慕容琏指着穆县令,“若都死了,可别说是本候不帮忙,这骚主意谁想的?干吗不是你们去送,敢差遣本候,不耐烦了。”
穆县令连声应答“不敢!”
慕容琏大喝一声“启程”。
李观正在与李阅一家辞行,李观叮嘱道:“二房那边,处得来就处,处不来,你们不必理会。我们三房不比以前,你不必忍气吞声。弟妹也帮忙盯着些女学堂的事……”
车轮轧轧,轻纱摇晃。
小邓走近河水柱,将一封信递给他道:“河三爷收着,这是公主写的亲笔荐信,孝期满后,你可持此信到容王府寻世子慕容琭。”他又压低嗓门,“公主说你们三房过得不充裕,里面有五百两银票,另一百两请以河三奶奶的名义转赠罗家。罗家疼惜女儿,人家也不易,便是自儿个苦些,也不愿女儿受气。公主说,这样的家人当珍惜……”
罗氏连连福气,“请代臣妇谢公主厚赏!”
一行人出了县城,消失在送行者的视线尽头。
李二老爷揖手道:“穆大人,此次你立下奇功,怕是不久就要升迁了,恭喜!恭喜!”
“奉天府无数官员、商贾下狱,李二老爷一家却平安无事,可喜!可喜!”
彼此心照不宣,穆齐能保青溪不出事,那是得了江若宁的指点,同样的李家二房也得了指点。

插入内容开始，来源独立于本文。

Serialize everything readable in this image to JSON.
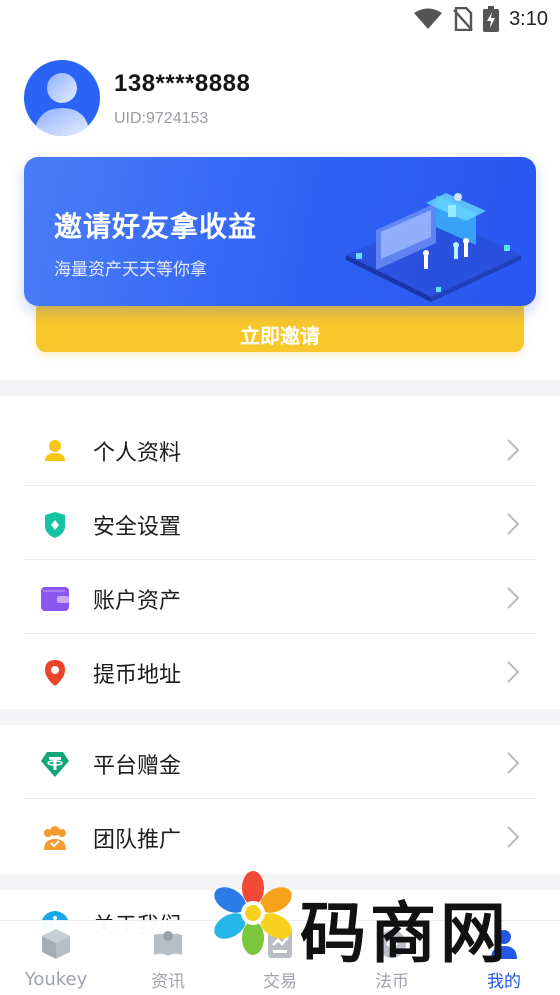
{
  "status_bar": {
    "time": "3:10",
    "icons": [
      "wifi-icon",
      "no-sim-icon",
      "battery-charging-icon"
    ]
  },
  "profile": {
    "phone": "138****8888",
    "uid": "UID:9724153"
  },
  "banner": {
    "title": "邀请好友拿收益",
    "subtitle": "海量资产天天等你拿",
    "button_label": "立即邀请"
  },
  "menu_group_1": [
    {
      "label": "个人资料",
      "icon": "person-icon",
      "color": "#f5c518"
    },
    {
      "label": "安全设置",
      "icon": "shield-icon",
      "color": "#17c3a4"
    },
    {
      "label": "账户资产",
      "icon": "wallet-icon",
      "color": "#8b55f0"
    },
    {
      "label": "提币地址",
      "icon": "location-pin-icon",
      "color": "#e8452c"
    }
  ],
  "menu_group_2": [
    {
      "label": "平台赠金",
      "icon": "tether-icon",
      "color": "#12a57a"
    },
    {
      "label": "团队推广",
      "icon": "team-icon",
      "color": "#f59a2e"
    }
  ],
  "menu_group_3": [
    {
      "label": "关于我们",
      "icon": "info-icon",
      "color": "#1aa8e8"
    }
  ],
  "tabs": [
    {
      "label": "Youkey",
      "icon": "cube-icon",
      "active": false
    },
    {
      "label": "资讯",
      "icon": "news-icon",
      "active": false
    },
    {
      "label": "交易",
      "icon": "trade-icon",
      "active": false
    },
    {
      "label": "法币",
      "icon": "fiat-icon",
      "active": false
    },
    {
      "label": "我的",
      "icon": "user-icon",
      "active": true
    }
  ],
  "watermark": {
    "text": "码商网"
  },
  "colors": {
    "accent": "#2457e8",
    "banner": "#3a6af6",
    "button": "#f8c72b"
  }
}
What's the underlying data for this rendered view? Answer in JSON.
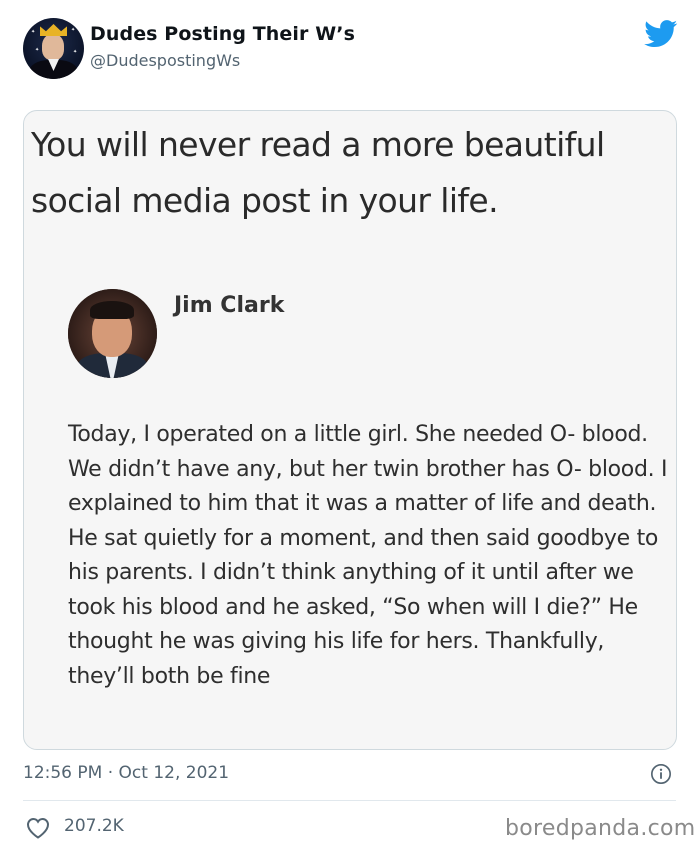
{
  "tweet": {
    "display_name": "Dudes Posting Their W’s",
    "handle": "@DudespostingWs",
    "timestamp": "12:56 PM · Oct 12, 2021",
    "likes": "207.2K"
  },
  "embedded_post": {
    "caption": "You will never read a more beautiful social media post in your life.",
    "author": "Jim Clark",
    "body": "Today, I operated on a little girl. She needed O- blood. We didn’t have any, but her twin brother has O- blood. I explained to him that it was a matter of life and death. He sat quietly for a moment, and then said goodbye to his parents. I didn’t think anything of it until after we took his blood and he asked, “So when will I die?” He thought he was giving his life for hers. Thankfully, they’ll both be fine"
  },
  "watermark": "boredpanda.com",
  "icons": {
    "brand": "twitter-bird-icon",
    "info": "info-icon",
    "like": "heart-icon"
  },
  "colors": {
    "twitter_blue": "#1d9bf0",
    "secondary_text": "#536471",
    "border": "#cfd9de"
  }
}
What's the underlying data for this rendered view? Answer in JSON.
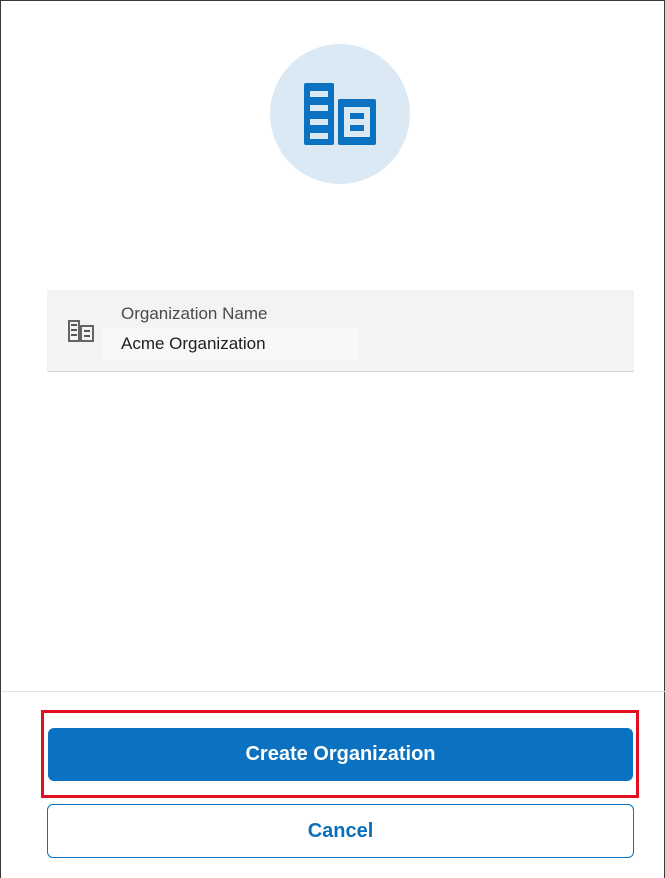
{
  "header": {
    "avatar_icon": "building-icon",
    "avatar_color": "#0a72c0",
    "avatar_bg": "#dbe9f5"
  },
  "form": {
    "organization_name": {
      "icon": "building-icon",
      "label": "Organization Name",
      "value": "Acme Organization"
    }
  },
  "actions": {
    "create_label": "Create Organization",
    "cancel_label": "Cancel",
    "primary_color": "#0a72c0",
    "highlight_color": "#e01020"
  }
}
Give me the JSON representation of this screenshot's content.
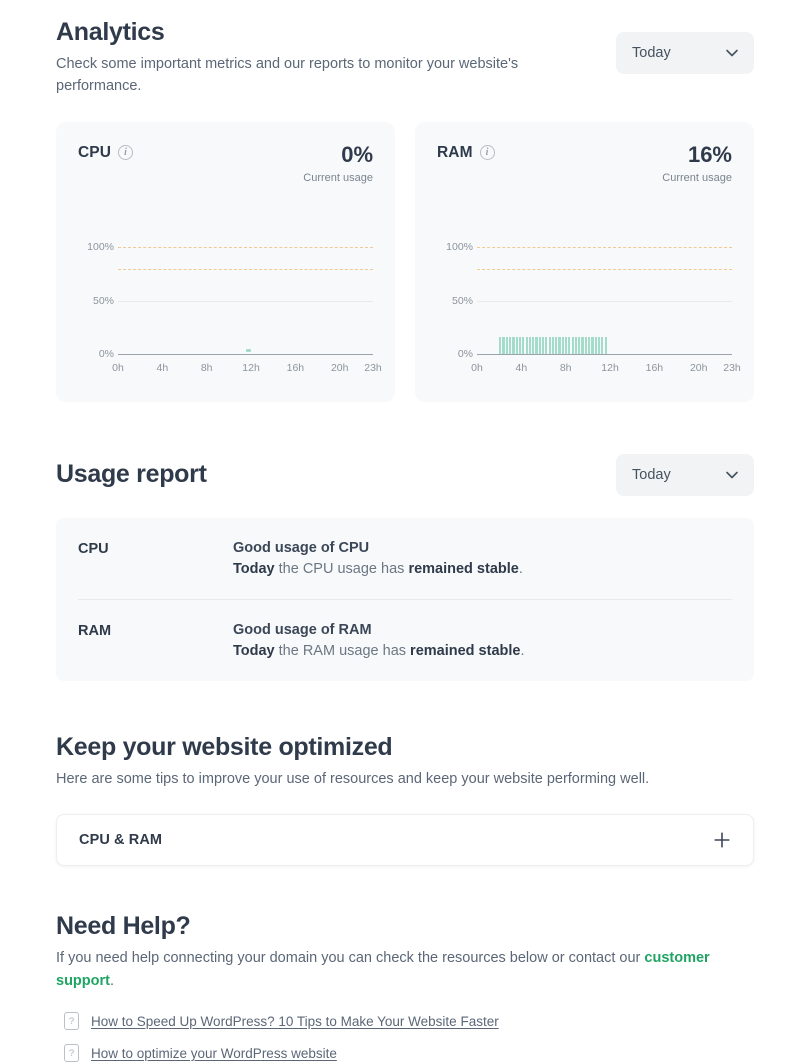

县城门口,奔来一行人,男的骑着马,后面跟着一辆马车。
“娘子,我们来晚了!”
“瞧城门有送行的,定是没走远,走!我们去追!我与公主自幼一起长大,她一定有法子救翁爹和大哥!”
二人调转马头,往通往京城方向的官道追去。
来时十几辆马车,回去时便只余两辆马车:一车青溪县的特产,另一车是天鱼。
慕容琏瞥了一下天鱼马车,问李观道:“李观,你饱读诗书,告诉本候,这天鱼到底是怎么回事?”
李观想了良久,就这事他曾查了青溪县志,“在青溪县志里,前朝时就曾出现过鱼泉,所谓的鱼泉就是一处山泉里能喷出鱼来。陶家村所出的天鱼与那倒有几分相似之处。”
慕容琏又道:“凤歌?你说呢?”
“陶家村的天鱼与前朝出现在青溪县的鱼泉是一回事。举个简单的例子,有百姓挖井,挖到一定深度,就会有井水涌出,称之为水源。地下有暗河,一旦挖到暗河的水面,水就能从那暗河的缝隙里涌出来。暗河中生活着一些鱼类,就像是陶家村发现的鱼,就属于暗河之鱼。”(未完待续)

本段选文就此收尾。